Israel’s Foreign Minister, Avigdor Lieberman, invited Egypt’s newly-elected president, Mohamed Morsi of the Muslim Brotherhood, to visit the country as the guest of Israeli President Shimon Peres. The invitation was announced Tuesday in a speech in Tel Aviv, and was in response to Morsi’s statement the day before that he intended to honor Egypt’s peace treaty with Israel, the Jerusalem Post reports.
It is not clear whether the invitation has been presented formally to Egypt’s diplomatic representatives, and still less clear that the new Egyptian leader would accept. Yet the apparent rapprochement is noteworthy, since the Muslims Brotherhood is implacably opposed to peace with Israel, and because Lieberman has taken a hard line against Israeli concessions in talks with the Palestinians, as well as in relations with the Arab world in general.
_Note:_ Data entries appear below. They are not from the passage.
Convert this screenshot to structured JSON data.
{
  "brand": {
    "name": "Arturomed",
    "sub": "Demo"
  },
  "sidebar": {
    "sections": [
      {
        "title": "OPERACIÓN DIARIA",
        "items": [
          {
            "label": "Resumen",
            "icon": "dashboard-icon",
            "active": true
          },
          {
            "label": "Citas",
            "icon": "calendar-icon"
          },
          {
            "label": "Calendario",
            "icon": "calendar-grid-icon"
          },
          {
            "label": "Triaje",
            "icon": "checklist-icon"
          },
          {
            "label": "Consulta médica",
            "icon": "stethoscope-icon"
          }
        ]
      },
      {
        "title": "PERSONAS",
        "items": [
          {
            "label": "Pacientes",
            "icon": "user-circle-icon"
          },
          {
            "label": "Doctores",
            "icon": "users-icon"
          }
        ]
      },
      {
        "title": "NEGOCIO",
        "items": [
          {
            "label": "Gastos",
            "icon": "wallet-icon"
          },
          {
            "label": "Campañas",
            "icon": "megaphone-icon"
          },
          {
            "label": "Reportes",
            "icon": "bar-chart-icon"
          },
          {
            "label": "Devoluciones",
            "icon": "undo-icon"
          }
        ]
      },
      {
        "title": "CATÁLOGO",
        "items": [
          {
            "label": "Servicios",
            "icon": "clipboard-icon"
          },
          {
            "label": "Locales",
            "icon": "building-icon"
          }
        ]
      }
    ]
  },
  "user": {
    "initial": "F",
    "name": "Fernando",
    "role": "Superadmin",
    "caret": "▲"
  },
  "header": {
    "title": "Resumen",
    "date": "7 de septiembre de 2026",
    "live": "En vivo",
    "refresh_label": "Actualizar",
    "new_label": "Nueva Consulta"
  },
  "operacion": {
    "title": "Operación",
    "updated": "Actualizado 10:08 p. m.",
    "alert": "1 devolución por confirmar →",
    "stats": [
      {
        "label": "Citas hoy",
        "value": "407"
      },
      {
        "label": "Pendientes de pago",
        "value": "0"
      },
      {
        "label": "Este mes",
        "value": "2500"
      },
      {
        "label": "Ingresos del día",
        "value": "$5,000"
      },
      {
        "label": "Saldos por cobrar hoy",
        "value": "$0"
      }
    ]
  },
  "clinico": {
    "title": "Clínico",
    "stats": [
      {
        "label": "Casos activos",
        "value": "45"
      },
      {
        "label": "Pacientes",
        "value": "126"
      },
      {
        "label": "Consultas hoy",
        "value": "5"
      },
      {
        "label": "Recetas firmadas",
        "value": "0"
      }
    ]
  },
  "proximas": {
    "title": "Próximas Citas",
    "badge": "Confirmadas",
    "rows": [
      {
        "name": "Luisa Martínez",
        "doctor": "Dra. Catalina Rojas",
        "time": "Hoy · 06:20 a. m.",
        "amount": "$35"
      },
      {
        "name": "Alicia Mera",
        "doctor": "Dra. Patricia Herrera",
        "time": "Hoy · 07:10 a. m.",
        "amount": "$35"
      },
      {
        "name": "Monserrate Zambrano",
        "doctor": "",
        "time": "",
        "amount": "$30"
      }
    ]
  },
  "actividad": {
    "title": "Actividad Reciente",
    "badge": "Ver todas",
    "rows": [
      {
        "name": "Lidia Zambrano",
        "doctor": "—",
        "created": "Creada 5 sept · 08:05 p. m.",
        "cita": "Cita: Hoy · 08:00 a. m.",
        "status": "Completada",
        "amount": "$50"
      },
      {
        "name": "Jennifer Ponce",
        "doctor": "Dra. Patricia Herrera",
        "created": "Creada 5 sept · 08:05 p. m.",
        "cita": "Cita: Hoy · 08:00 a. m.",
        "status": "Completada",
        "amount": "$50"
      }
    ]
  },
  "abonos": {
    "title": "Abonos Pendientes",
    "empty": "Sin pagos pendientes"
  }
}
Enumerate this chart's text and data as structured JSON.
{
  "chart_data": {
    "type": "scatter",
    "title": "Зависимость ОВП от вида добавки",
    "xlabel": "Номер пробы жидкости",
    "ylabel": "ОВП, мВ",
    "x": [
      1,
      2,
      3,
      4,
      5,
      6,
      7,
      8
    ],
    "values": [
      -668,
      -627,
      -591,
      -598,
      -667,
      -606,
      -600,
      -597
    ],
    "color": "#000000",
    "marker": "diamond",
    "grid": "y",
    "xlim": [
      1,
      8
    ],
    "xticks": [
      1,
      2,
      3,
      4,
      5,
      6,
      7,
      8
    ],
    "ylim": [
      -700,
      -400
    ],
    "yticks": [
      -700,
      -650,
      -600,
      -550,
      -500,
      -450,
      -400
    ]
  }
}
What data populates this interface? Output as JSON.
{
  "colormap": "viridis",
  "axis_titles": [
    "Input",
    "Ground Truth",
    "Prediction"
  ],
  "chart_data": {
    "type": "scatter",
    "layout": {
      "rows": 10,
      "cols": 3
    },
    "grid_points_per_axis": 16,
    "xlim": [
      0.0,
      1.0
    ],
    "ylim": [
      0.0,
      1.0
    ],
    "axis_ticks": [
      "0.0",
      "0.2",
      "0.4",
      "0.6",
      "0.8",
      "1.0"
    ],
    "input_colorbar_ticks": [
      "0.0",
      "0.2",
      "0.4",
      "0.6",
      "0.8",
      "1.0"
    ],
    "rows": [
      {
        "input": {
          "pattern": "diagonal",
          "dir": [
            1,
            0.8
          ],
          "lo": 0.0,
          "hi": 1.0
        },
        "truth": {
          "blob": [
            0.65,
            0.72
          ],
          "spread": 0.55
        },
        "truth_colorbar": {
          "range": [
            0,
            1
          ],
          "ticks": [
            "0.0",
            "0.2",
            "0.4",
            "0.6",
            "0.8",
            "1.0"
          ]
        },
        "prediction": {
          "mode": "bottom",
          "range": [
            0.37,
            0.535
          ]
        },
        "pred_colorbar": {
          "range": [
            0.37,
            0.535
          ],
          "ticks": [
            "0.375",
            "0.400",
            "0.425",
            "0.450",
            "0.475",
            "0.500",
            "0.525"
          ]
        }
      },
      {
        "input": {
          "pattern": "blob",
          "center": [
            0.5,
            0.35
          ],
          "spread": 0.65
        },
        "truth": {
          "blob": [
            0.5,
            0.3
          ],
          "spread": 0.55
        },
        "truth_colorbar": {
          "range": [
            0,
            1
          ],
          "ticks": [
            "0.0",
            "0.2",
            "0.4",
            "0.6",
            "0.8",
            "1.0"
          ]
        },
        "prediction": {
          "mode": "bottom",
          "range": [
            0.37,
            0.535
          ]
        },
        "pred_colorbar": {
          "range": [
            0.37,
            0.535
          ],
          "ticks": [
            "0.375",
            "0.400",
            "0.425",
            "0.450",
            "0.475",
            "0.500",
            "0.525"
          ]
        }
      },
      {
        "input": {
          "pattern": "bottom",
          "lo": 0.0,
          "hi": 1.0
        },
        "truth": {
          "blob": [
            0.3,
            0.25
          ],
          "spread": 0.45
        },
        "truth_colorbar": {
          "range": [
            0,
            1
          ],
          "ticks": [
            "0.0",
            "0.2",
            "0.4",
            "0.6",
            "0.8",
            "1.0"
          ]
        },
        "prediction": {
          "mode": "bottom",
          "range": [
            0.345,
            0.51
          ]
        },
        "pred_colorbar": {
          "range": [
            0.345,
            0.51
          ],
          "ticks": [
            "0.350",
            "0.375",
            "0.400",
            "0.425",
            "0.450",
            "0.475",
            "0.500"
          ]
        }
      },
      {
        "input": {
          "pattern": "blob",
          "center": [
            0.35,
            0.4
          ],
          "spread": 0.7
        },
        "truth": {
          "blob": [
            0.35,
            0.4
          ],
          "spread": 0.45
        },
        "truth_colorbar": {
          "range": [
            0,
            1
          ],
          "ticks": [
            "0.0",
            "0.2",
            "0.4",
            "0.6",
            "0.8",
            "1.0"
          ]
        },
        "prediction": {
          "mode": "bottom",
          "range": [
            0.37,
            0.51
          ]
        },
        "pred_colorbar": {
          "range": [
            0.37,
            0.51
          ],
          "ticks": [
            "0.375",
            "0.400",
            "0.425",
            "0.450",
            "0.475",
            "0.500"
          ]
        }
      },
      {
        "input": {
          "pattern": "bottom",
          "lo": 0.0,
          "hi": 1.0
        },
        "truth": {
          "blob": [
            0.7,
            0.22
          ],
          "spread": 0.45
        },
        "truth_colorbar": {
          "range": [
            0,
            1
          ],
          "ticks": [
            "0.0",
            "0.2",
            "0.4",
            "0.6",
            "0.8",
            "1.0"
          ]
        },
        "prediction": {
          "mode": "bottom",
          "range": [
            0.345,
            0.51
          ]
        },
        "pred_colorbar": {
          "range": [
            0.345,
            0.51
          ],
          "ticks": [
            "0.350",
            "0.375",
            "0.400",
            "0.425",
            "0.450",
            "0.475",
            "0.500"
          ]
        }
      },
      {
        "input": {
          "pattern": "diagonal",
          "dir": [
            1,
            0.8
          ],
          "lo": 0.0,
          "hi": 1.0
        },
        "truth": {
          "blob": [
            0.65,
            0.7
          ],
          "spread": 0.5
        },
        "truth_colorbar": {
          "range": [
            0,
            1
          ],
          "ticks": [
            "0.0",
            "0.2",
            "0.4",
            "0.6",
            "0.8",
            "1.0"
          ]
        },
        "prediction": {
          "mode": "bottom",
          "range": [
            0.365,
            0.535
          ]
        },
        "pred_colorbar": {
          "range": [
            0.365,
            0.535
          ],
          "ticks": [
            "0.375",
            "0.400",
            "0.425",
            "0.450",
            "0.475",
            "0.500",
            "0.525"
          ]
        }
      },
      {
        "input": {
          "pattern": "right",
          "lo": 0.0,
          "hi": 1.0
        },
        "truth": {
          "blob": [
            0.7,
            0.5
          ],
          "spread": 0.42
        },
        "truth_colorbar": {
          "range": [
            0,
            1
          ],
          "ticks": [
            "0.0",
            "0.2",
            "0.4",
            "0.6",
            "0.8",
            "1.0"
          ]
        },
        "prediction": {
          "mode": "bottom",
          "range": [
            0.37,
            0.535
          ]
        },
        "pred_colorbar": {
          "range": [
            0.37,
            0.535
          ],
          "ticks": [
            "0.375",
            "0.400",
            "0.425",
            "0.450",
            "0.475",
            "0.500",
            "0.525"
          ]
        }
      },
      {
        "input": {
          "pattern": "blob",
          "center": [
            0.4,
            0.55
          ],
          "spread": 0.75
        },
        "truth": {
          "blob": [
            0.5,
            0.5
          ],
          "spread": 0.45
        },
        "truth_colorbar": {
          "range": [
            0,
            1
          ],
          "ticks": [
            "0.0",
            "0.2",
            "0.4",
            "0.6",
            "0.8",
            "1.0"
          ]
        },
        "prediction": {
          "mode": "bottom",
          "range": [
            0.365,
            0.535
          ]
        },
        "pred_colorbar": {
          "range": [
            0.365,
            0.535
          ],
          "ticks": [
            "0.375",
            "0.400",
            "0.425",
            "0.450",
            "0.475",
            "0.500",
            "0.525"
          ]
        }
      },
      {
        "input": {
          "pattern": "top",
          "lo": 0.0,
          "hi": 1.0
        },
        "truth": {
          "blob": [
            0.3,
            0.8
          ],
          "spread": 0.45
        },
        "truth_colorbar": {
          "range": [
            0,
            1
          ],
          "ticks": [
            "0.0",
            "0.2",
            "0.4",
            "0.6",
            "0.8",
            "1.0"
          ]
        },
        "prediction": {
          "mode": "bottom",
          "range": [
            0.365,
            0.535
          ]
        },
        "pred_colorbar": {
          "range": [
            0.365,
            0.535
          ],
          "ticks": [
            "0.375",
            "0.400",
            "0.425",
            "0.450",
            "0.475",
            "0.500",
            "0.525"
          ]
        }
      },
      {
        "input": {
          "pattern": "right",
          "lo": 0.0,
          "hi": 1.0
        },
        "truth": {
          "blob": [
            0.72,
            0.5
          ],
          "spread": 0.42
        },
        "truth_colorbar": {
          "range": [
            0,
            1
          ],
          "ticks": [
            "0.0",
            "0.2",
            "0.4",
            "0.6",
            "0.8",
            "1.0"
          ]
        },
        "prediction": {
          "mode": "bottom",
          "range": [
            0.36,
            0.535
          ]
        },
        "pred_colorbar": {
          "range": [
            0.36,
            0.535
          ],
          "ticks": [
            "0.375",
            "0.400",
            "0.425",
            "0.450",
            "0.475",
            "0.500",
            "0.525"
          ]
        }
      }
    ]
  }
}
The moves towards peace have come as tensions between the two countries have been increasing in recent months, first with the ascendancy of the Muslim Brotherhood and then with increasing terror attacks against Israel from the Sinai. Egypt moved tanks into the Sinai to confront terrorists that had launched a cross-border raid, but flouted the peace treaty with Israel in the process. Meanwhile, Morsi has been developing closer relations with Iran–a shift from the prior regime of Hosni Mubarak, who had opposed Iran’s nuclear ambitions.